Some of the clearly contestable elements of the Court of Appeal's judgment, such as the suggestion that the charities were not prejudiced by a higher award to Heather, have been satisfactorily resolved. But the Supreme Court's decision may itself be challengeable in some respects. There would arguably be little point in the 1975 Act's application to non-spouse/civil partnership cases if it were not able to raise a claimant's standard of living reasonably significantly beyond what is available from state benefits. On that basis, Heather had a need for maintenance by the standards of many people, and since the courts are often reluctant to consider the conduct regarding the relationships of the protagonists in intra-family disputes, as Lord Hughes recognised, it could be seen as surprising for the Supreme Court to accept that her claim should be quite so limited with reference to the relationship between mother and daughter. That said, in my research on care and property law I've argued that consideration should to be given to positive contributions and conduct, a general idea that Lord Hughes appeared to approve, even if he was anxious that 'care must be taken to avoid making awards under the 1975 Act primarily rewards for good behaviour on the part of the claimant or penalties for bad on the part of the deceased'. It's difficult for me to criticise his reasoning on the converse case where parent and child have not been close at all. My previous work also leads me to agree with Lady Hale about the need for reconsideration of the principles underlying claims by adult children.

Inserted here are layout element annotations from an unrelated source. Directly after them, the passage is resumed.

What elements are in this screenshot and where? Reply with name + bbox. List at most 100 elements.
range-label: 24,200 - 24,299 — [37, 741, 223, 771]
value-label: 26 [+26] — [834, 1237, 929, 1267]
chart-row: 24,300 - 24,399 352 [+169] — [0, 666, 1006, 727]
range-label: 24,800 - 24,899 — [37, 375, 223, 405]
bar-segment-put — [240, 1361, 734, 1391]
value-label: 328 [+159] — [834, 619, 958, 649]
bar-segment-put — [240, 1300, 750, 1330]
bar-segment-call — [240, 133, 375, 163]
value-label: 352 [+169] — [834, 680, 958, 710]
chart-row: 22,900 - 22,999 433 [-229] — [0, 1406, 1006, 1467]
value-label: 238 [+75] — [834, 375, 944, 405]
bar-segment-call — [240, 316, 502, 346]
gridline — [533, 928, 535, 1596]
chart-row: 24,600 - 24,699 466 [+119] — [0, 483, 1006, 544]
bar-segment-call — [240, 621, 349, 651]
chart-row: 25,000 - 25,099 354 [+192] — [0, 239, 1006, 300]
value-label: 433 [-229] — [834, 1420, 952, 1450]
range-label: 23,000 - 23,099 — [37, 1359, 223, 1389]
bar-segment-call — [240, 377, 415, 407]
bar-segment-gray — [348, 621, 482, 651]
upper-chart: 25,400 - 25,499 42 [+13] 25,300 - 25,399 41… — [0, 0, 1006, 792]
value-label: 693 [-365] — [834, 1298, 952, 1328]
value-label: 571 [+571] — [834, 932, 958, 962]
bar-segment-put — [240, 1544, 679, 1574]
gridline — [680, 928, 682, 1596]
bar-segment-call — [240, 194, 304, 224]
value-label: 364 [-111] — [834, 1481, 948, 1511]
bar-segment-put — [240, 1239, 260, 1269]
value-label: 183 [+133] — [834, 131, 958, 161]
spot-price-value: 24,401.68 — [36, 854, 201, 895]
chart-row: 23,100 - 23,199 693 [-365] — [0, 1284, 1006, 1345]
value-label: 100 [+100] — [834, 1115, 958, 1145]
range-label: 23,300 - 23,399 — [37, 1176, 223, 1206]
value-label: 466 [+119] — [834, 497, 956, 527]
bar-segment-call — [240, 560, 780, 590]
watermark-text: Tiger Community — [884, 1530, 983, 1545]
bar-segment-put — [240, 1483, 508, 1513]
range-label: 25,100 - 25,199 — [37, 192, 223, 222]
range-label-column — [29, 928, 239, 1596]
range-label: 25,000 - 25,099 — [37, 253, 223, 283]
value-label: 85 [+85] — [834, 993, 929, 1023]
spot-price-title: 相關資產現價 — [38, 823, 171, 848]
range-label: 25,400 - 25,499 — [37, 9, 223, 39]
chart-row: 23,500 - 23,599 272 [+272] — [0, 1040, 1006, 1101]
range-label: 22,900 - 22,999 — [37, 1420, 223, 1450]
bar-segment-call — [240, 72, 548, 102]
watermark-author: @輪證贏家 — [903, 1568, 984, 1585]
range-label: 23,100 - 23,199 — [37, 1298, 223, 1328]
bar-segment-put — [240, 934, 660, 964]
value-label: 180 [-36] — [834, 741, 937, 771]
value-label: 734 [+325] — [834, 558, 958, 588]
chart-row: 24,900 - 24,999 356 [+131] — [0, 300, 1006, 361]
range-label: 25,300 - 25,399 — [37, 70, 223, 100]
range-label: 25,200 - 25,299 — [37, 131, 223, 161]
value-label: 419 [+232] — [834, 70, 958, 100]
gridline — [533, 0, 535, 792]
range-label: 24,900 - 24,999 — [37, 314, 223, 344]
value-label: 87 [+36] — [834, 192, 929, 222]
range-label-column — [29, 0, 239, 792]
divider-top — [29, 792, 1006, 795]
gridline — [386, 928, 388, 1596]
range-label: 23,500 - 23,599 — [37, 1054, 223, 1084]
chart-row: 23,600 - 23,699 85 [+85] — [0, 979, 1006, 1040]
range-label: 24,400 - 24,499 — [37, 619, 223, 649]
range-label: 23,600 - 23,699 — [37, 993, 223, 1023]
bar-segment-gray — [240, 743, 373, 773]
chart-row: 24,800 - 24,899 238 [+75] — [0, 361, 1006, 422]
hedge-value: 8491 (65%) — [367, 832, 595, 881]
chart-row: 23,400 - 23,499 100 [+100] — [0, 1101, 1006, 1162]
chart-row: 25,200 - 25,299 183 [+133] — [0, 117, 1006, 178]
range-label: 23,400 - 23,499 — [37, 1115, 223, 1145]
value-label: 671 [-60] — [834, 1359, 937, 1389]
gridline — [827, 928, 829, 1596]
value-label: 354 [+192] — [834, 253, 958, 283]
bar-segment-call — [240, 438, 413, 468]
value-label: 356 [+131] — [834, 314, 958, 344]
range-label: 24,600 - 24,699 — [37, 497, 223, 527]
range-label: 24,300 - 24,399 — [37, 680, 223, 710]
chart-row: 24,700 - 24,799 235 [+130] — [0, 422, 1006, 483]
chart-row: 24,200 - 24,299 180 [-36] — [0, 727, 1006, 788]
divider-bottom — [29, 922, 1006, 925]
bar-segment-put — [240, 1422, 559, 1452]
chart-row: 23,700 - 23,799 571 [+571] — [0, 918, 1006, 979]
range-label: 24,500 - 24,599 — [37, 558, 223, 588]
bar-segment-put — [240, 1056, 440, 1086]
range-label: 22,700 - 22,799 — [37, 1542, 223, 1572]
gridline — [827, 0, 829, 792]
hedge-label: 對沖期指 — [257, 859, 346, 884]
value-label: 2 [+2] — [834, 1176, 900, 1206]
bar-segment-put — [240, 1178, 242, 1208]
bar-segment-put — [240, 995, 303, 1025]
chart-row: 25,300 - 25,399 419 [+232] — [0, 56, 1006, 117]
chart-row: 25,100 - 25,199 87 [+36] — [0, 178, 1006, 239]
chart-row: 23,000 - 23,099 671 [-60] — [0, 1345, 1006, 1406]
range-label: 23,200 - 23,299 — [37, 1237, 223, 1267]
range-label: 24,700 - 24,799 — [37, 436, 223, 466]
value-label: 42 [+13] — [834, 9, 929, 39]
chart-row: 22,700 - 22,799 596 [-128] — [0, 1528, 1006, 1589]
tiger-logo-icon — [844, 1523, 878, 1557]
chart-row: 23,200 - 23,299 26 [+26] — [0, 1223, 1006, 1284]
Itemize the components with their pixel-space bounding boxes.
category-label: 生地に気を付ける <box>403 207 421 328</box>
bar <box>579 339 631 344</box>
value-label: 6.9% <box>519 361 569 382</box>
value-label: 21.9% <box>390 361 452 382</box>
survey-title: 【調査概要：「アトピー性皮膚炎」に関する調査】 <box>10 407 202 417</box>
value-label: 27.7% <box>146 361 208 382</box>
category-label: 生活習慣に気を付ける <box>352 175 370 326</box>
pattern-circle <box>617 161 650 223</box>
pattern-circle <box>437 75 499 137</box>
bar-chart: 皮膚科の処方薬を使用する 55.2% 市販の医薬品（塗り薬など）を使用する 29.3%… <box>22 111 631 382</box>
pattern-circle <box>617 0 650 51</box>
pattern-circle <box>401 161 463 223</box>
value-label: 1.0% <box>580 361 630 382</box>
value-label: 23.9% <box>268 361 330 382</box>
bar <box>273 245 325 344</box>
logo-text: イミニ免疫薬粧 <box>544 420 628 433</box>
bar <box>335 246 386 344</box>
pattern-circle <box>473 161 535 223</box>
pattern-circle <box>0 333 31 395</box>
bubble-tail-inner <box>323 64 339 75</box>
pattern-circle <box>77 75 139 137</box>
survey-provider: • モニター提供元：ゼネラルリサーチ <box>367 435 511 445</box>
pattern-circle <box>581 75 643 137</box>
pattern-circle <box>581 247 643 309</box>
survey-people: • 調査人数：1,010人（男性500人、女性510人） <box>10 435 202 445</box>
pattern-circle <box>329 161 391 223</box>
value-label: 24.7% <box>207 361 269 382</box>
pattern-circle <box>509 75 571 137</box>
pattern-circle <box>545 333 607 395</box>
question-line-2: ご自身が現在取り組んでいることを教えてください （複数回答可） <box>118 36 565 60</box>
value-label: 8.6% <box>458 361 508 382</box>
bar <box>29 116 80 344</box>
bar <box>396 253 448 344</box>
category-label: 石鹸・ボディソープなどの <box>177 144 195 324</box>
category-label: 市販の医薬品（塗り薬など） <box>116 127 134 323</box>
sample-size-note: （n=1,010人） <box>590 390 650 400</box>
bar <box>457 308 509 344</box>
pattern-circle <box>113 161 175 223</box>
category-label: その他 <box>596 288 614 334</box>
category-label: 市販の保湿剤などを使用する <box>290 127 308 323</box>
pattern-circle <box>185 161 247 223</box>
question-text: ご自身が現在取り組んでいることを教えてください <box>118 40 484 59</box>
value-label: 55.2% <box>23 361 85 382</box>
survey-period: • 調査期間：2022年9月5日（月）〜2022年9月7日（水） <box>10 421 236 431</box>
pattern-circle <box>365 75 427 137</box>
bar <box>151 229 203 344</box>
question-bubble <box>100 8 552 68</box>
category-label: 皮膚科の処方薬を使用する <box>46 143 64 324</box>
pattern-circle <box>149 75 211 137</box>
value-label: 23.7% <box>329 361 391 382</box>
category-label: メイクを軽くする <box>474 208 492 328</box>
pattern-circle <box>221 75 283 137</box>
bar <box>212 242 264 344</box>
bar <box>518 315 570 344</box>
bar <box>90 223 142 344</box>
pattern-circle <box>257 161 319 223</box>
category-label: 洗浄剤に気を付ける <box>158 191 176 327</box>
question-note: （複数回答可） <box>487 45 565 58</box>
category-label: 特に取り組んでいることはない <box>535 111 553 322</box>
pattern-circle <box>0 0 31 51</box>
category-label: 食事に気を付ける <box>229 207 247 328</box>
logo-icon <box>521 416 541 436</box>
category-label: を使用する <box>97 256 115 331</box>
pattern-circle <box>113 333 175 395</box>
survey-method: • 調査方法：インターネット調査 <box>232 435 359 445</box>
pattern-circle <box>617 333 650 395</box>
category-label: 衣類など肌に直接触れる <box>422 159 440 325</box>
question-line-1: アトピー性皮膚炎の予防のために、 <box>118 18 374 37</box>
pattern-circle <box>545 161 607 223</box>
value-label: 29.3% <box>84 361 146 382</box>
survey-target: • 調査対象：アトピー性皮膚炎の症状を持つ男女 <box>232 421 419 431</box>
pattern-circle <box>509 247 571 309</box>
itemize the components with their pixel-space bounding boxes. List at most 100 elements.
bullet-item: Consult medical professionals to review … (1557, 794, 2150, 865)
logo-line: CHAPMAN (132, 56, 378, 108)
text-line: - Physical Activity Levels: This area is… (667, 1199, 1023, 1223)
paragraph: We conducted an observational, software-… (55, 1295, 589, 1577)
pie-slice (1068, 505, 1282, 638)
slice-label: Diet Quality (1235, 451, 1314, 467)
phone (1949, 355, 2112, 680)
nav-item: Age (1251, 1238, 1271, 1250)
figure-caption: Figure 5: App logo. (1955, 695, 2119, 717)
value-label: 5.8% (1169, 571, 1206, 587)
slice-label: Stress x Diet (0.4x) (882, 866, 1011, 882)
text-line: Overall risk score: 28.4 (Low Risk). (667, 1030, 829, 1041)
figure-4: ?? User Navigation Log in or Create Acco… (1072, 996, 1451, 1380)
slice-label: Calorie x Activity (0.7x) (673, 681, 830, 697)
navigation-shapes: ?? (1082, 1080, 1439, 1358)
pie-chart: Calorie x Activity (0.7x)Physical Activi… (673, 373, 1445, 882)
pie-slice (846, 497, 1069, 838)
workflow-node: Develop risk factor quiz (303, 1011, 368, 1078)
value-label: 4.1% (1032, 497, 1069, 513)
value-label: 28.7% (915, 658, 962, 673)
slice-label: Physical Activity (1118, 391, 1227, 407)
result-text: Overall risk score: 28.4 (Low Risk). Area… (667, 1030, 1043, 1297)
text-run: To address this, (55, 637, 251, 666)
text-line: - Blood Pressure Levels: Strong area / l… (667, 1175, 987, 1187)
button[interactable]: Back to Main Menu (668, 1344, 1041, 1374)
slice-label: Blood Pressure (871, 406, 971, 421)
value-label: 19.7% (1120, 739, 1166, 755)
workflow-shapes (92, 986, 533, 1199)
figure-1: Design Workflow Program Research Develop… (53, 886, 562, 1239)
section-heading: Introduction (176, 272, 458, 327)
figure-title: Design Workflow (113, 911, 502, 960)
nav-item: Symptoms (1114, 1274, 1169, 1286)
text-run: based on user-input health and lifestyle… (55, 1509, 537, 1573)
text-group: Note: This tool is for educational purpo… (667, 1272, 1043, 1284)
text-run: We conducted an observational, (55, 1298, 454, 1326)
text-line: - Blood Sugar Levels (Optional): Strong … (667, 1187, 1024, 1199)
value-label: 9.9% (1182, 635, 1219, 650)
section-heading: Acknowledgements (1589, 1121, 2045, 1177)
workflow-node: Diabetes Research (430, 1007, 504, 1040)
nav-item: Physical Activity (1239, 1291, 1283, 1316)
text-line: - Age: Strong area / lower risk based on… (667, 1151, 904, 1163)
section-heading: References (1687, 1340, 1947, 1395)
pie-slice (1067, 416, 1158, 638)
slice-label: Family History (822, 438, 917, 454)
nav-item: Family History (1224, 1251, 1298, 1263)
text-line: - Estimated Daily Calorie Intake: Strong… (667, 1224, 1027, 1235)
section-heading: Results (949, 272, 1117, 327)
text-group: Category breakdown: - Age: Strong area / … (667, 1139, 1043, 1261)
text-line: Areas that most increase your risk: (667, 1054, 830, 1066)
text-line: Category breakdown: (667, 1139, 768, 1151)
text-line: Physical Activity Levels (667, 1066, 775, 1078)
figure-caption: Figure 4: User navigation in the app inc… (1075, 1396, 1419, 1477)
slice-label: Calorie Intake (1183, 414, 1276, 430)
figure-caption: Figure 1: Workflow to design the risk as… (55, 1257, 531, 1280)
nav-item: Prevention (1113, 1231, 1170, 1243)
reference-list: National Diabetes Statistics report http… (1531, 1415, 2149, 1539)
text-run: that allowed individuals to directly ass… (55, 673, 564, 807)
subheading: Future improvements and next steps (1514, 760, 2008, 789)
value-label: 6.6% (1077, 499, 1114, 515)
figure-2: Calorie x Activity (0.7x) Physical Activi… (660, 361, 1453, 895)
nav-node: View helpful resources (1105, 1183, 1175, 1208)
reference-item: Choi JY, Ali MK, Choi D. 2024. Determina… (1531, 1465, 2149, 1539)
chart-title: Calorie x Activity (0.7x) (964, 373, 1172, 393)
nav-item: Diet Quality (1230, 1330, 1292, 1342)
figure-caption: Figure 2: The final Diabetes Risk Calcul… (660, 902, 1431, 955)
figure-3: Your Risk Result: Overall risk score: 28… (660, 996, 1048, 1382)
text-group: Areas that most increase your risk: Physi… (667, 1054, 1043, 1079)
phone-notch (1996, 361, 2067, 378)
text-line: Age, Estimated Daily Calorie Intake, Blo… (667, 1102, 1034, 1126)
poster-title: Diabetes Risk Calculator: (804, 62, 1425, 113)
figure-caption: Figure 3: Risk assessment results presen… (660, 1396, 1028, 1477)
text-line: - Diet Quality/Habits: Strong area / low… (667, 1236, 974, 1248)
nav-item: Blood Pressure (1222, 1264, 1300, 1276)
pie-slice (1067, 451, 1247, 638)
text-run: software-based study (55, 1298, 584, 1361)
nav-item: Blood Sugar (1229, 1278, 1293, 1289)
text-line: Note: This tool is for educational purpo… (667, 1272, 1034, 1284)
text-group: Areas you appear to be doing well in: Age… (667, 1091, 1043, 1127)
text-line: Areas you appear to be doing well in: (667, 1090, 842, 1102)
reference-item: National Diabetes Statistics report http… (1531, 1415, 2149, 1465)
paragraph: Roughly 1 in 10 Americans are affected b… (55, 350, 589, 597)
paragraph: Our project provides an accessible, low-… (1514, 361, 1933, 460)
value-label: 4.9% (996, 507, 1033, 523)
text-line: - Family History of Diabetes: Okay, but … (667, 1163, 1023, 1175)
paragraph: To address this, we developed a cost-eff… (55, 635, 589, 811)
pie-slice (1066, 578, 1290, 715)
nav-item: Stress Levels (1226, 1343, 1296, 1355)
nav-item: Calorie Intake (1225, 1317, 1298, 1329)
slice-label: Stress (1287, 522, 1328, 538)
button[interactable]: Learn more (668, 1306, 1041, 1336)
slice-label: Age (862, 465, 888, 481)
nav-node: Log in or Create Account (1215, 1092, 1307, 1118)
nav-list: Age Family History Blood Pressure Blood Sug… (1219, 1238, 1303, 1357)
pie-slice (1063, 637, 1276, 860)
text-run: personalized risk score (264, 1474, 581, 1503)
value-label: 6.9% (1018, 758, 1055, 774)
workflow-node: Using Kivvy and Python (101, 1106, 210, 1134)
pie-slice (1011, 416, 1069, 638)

The debate over the proper balance between testamentary freedom and provision for family members will inevitably continue. For now, it seems as though the 'testamentary freedom' camp are in a stronger position than they were before the Supreme Court's decision. But it should be remembered that Heather Ilott still went away with something despite being left out of her mother's will (even if some similar future claimants may not be so lucky), and it will be interesting to see whether Lady Hale's plea for reform of the 1975 Act is heeded.